The Superflat Movement: Takashi Murakami

Takashi Murakami is one of the most celebrated artists to arise from postwar Asia. He is known for his brightly colored and psychotically cheerful works that have propelled him to fame in the contemporary art scene (The Broad). Murakami amalgamates Japanese pop culture referents with Japan’s rich artistic heritage, meritoriously annihilating any distinction between commodity and high art. He has successfully synthesized fine pop art and popular culture by using colorful anime, powerful graphics and manga cartoon style. In the 1990s he became famous through his Superflat theory and organizing the archetypal exhibitions that showed the origin of the link between modern visual cultures to historical Japanese art (Niu ET al.715). Murakami’s productions include statues, drawings, anime, and portraits.

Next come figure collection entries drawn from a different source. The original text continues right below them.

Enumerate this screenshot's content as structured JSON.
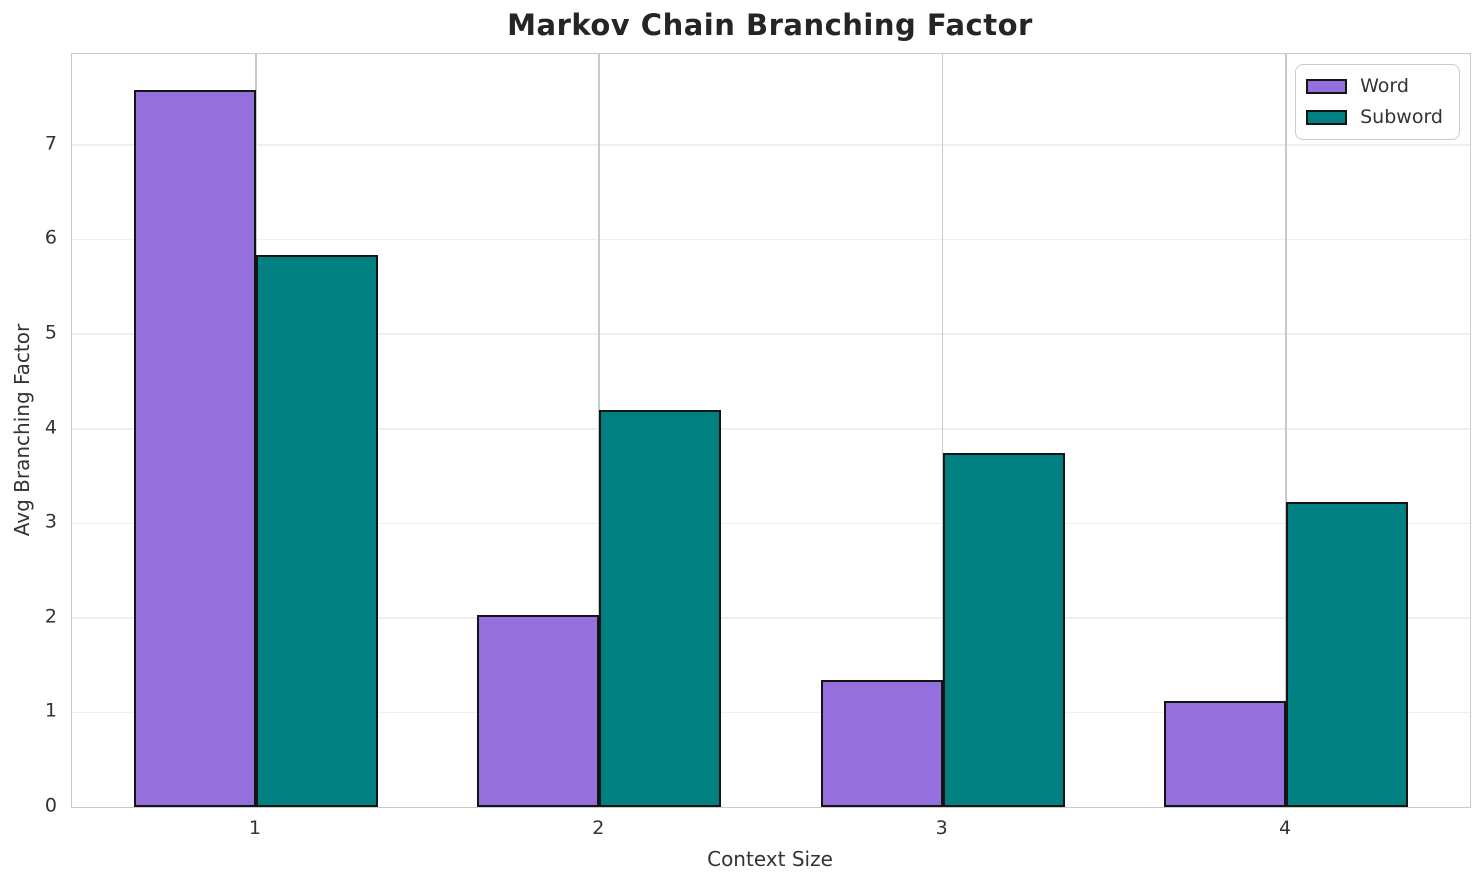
{
  "chart_data": {
    "type": "bar",
    "title": "Markov Chain Branching Factor",
    "xlabel": "Context Size",
    "ylabel": "Avg Branching Factor",
    "categories": [
      "1",
      "2",
      "3",
      "4"
    ],
    "series": [
      {
        "name": "Word",
        "color": "#9370DB",
        "values": [
          7.58,
          2.03,
          1.34,
          1.12
        ]
      },
      {
        "name": "Subword",
        "color": "#008080",
        "values": [
          5.84,
          4.2,
          3.74,
          3.22
        ]
      }
    ],
    "ylim": [
      0,
      7.96
    ],
    "yticks": [
      0,
      1,
      2,
      3,
      4,
      5,
      6,
      7
    ],
    "grid": true,
    "legend_position": "upper right",
    "bar_edge_color": "#141414",
    "background_color": "#ffffff"
  }
}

Murakami’s art has numerous key ideas depending on the form of output. First, his anime-inspired sculptures where characters have luscious breasts squirting jet-streams of milk, exaggeratedly jovial caricature characters with sharp teeth, and nauseatingly cute paintings of smiling daisies reveals themes of the Japanese Otaku culture that was obsessed with the fantasy world in anime (Kaichiro, and Washburn 2). The oversexualized sculptures and anime with their imminent physical manifestation and position on the white canvass reminds viewers that this is high-end art. According to Savage, the inclusion of the feminine cuteness and falsification in sculptures mirrors the Otaku subculture’s underbelly pornography where purity and girlhood are inconsistently cherished and fetishized (43). Underneath the cartoonish and superficially tasteless surfaces, the figurines and anime show Murakami’s crippling criticism of Japan’s culture after World War 2 (Borggreen 48). It reveals present-day Japan’s fixation with prettiness and adolescence that resulted in vicious sexual retrospective and nefarious fascinations.

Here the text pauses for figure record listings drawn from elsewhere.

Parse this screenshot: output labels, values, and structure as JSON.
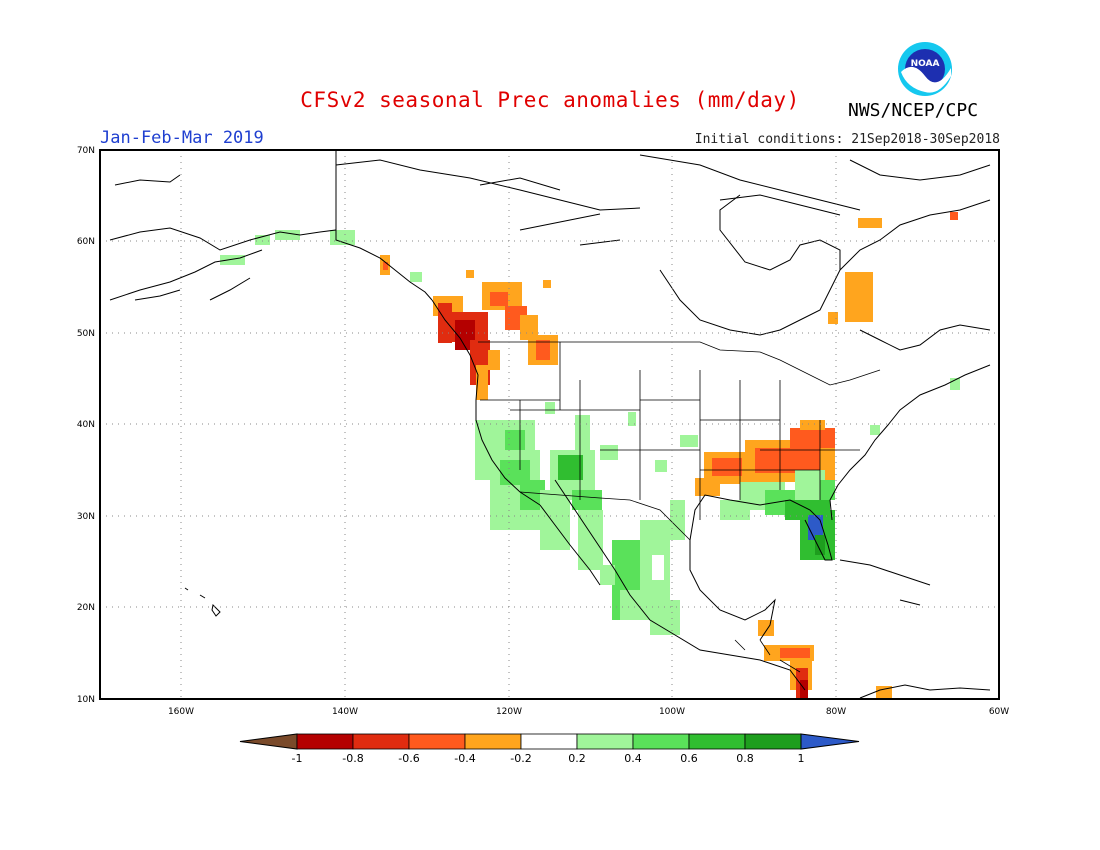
{
  "header": {
    "title": "CFSv2 seasonal Prec anomalies (mm/day)",
    "season": "Jan-Feb-Mar 2019",
    "initial_conditions": "Initial conditions: 21Sep2018-30Sep2018",
    "agency": "NWS/NCEP/CPC",
    "logo_text": "NOAA"
  },
  "map": {
    "extent": {
      "lon_min": -170,
      "lon_max": -60,
      "lat_min": 10,
      "lat_max": 70
    },
    "lat_labels": [
      "70N",
      "60N",
      "50N",
      "40N",
      "30N",
      "20N",
      "10N"
    ],
    "lon_labels": [
      "160W",
      "140W",
      "120W",
      "100W",
      "80W",
      "60W"
    ]
  },
  "colorbar": {
    "labels": [
      "-1",
      "-0.8",
      "-0.6",
      "-0.4",
      "-0.2",
      "0.2",
      "0.4",
      "0.6",
      "0.8",
      "1"
    ],
    "colors": [
      "#7a4a2a",
      "#b40000",
      "#e02c10",
      "#ff5a1e",
      "#ffa51e",
      "#ffffff",
      "#a0f59a",
      "#5ae15a",
      "#30be30",
      "#1e9e1e",
      "#2d5ac8"
    ]
  },
  "anomaly_regions": [
    {
      "name": "pacific-northwest-coast",
      "value": -0.6
    },
    {
      "name": "british-columbia-interior",
      "value": -0.3
    },
    {
      "name": "southeast-alaska",
      "value": -0.4
    },
    {
      "name": "tennessee-ohio-valley",
      "value": -0.5
    },
    {
      "name": "quebec-labrador",
      "value": -0.3
    },
    {
      "name": "central-america",
      "value": -0.5
    },
    {
      "name": "california-southwest",
      "value": 0.3
    },
    {
      "name": "arizona-new-mexico",
      "value": 0.5
    },
    {
      "name": "mexico-west",
      "value": 0.3
    },
    {
      "name": "gulf-coast",
      "value": 0.3
    },
    {
      "name": "florida",
      "value": 0.8
    },
    {
      "name": "alaska-north",
      "value": 0.3
    }
  ]
}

Besides, Murakami’s work is an in-depth condemnation of the western invasion of Japan especially the devastating nuclear bombing. The bombing resulted in sanctions against Japan and permanent United States military presence in Japan. He considers Japan’s modern obsession with violence, fetish, youthful innocence and cuteness to be a consequence of US intervention that started with the bombing. His defiance of the west and its dominance especially in art is affirmed with the creation of the ‘Superflat’ movement that introduces the perspective of the historical Japanese artistic movement as well as merging art with commerce. He has successfully lured a large audience to his pieces through their bright and easy candy floss aesthetics. Murakami’s movement has enabled him to produces pieces that sell for millions of dollars alongside affordable trinkets that sell for a few dollars. Consequently, he has successfully shuttered the elitism and superiority of the art universe while simultaneously making economic gains from it.

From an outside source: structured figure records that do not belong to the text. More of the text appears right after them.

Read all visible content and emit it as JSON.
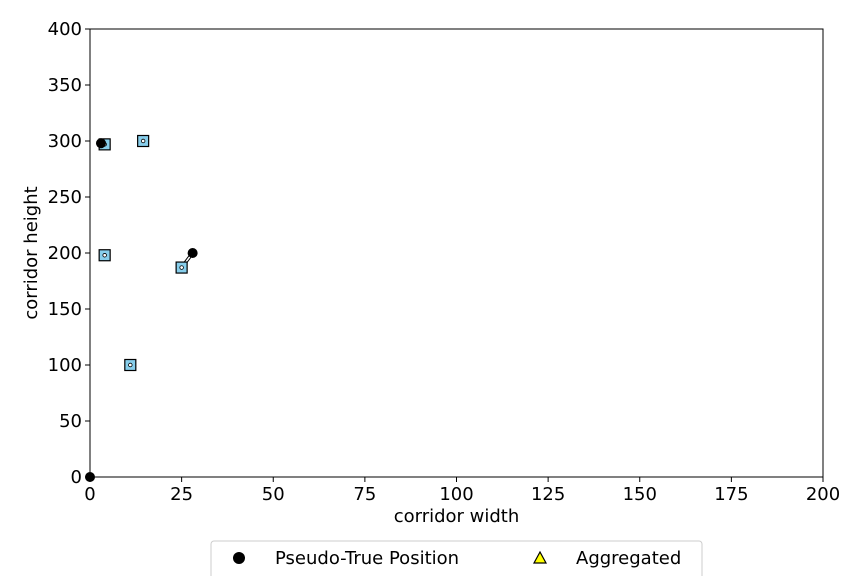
{
  "chart_data": {
    "type": "scatter",
    "title": "",
    "xlabel": "corridor width",
    "ylabel": "corridor height",
    "xlim": [
      0,
      200
    ],
    "ylim": [
      0,
      400
    ],
    "xticks": [
      0,
      25,
      50,
      75,
      100,
      125,
      150,
      175,
      200
    ],
    "yticks": [
      0,
      50,
      100,
      150,
      200,
      250,
      300,
      350,
      400
    ],
    "grid": false,
    "legend_position": "bottom-center",
    "series": [
      {
        "name": "Pseudo-True Position",
        "marker": "circle",
        "color": "#000000",
        "points": [
          {
            "x": 0,
            "y": 0
          },
          {
            "x": 3,
            "y": 298
          },
          {
            "x": 28,
            "y": 200
          }
        ]
      },
      {
        "name": "Aggregated",
        "marker": "triangle",
        "color": "#ffff00",
        "points": []
      },
      {
        "marker": "square",
        "color": "#87ceeb",
        "points": [
          {
            "x": 4,
            "y": 297
          },
          {
            "x": 14.5,
            "y": 300
          },
          {
            "x": 4,
            "y": 198
          },
          {
            "x": 25,
            "y": 187
          },
          {
            "x": 11,
            "y": 100
          }
        ]
      }
    ],
    "links": [
      {
        "from": {
          "x": 28,
          "y": 200
        },
        "to": {
          "x": 25,
          "y": 187
        }
      },
      {
        "from": {
          "x": 3,
          "y": 298
        },
        "to": {
          "x": 4,
          "y": 297
        }
      }
    ]
  }
}
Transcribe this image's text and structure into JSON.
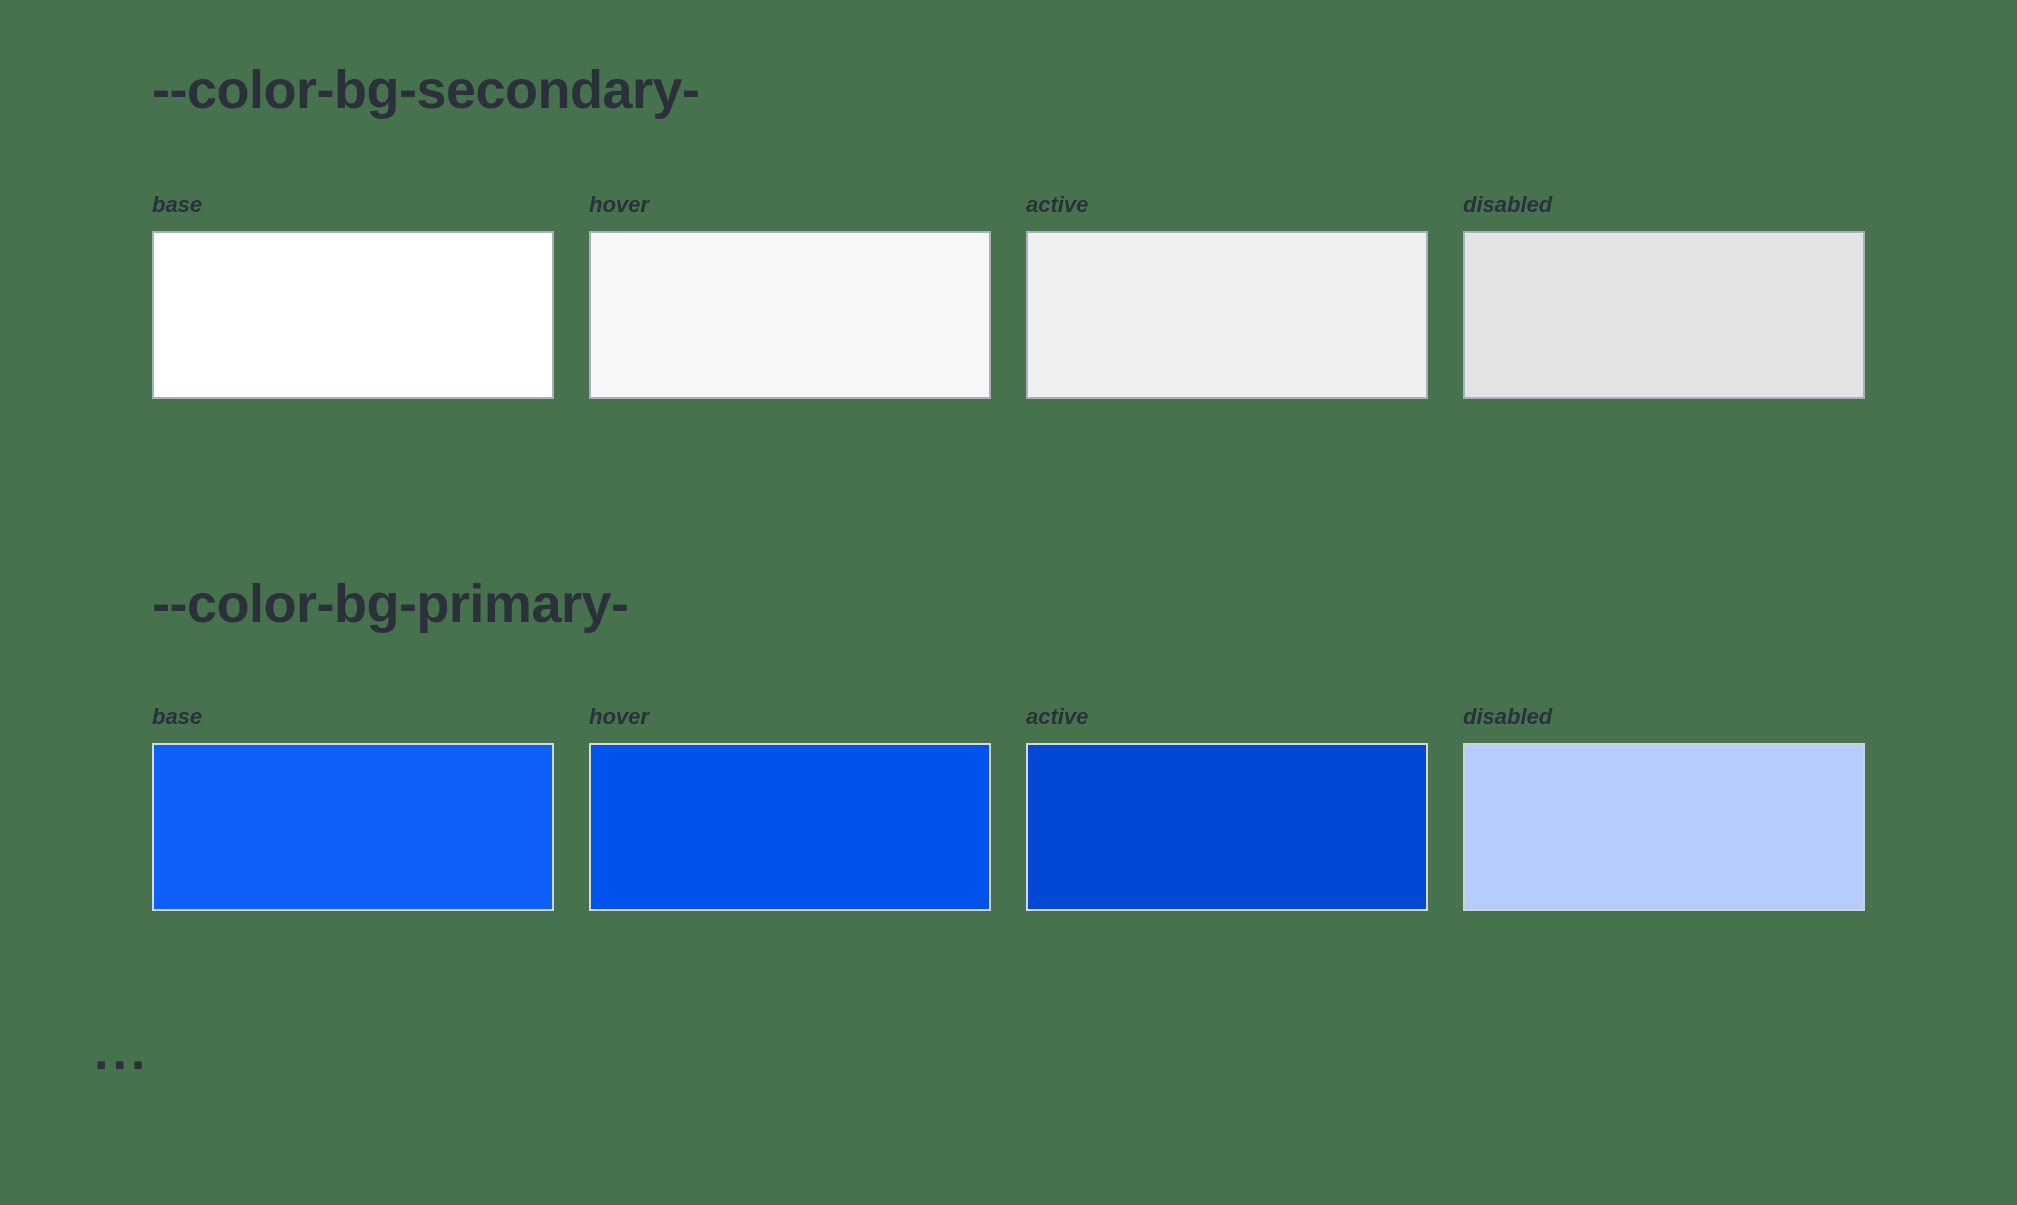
{
  "page": {
    "background_color": "#47724E",
    "text_color": "#2B303B",
    "ellipsis": "..."
  },
  "sections": [
    {
      "title": "--color-bg-secondary-",
      "swatches": [
        {
          "label": "base",
          "color": "#FFFFFF",
          "border": "#A8B0BC"
        },
        {
          "label": "hover",
          "color": "#F7F7F8",
          "border": "#A8B0BC"
        },
        {
          "label": "active",
          "color": "#F0F0F1",
          "border": "#A8B0BC"
        },
        {
          "label": "disabled",
          "color": "#E4E4E6",
          "border": "#A8B0BC"
        }
      ]
    },
    {
      "title": "--color-bg-primary-",
      "swatches": [
        {
          "label": "base",
          "color": "#0D60FC",
          "border": "#D5D8DB"
        },
        {
          "label": "hover",
          "color": "#0052EC",
          "border": "#D5D8DB"
        },
        {
          "label": "active",
          "color": "#0348D4",
          "border": "#D5D8DB"
        },
        {
          "label": "disabled",
          "color": "#B6CCFA",
          "border": "#CBD2DA"
        }
      ]
    }
  ]
}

Patently, Murakami’s work is valuable, incarnates the Japanese art and is worth respecting because it obliterates any distinction between contemporary and antique style. Unlike his peers, Murakami communicates the raw essence of the Japanese obsession with cuteness, sex, and violence in candy floss mode that is appealing to a broad audience thereby minimizing the elitism and superiority of art. The proficiently fashioned, fantastic pieces successfully trigger memories in the Japanese community especially the otaku subcultures obsession with pornography and fantasy world. Although the Superflat Movement has inspired a contemporary generation of Japanese artists, Murakami’s style is a blatant caricature and distortion of contemporary Japan as it can easily be perceived as a promoter of pornography, violence and other dark fetishes. Murakami can be regarded for not only conquering the elitism of art but for also successfully linking art to commerce and making a living out of it. This inspires contemporary artists to pursue their talents.

 

 

Works Cited

Borggreen, Gunhild. “Cute and Cool in Contemporary Japanese Visual Arts.” The Copenhagen Journal of Asian Studies, vol. 29, no. 1, 2013, pp. 39. doi:10.22439/cjas.v29i1.4020.

Kaichiro, Morikawa, and Dennis Washburn. “おたく Otaku/Geek.”Review of Japanese Culture and Society, pp. 25 (2013): 56-66.

Niu, Han-Jen et al. “An Exploratory Study of the Otaku Adolescent Consumer.” Psychology & Marketing, vol. 29, no. 10, 2012, pp. 712-725. Wiley, doi:10.1002/mar.20558. Accessed 19 Feb 2019.

Savage, Shari L. “Just Looking: Tantalization, Lolicon, and Virtual Girls.” Visual Culture & Gender 10 (2015): 37-46.

The Broad. “Takashi Murakami – Bio | The Broad.” The Broad, 2019, www.thebroad.org/art/takashi-murakami. Accessed 19 Feb. 2019.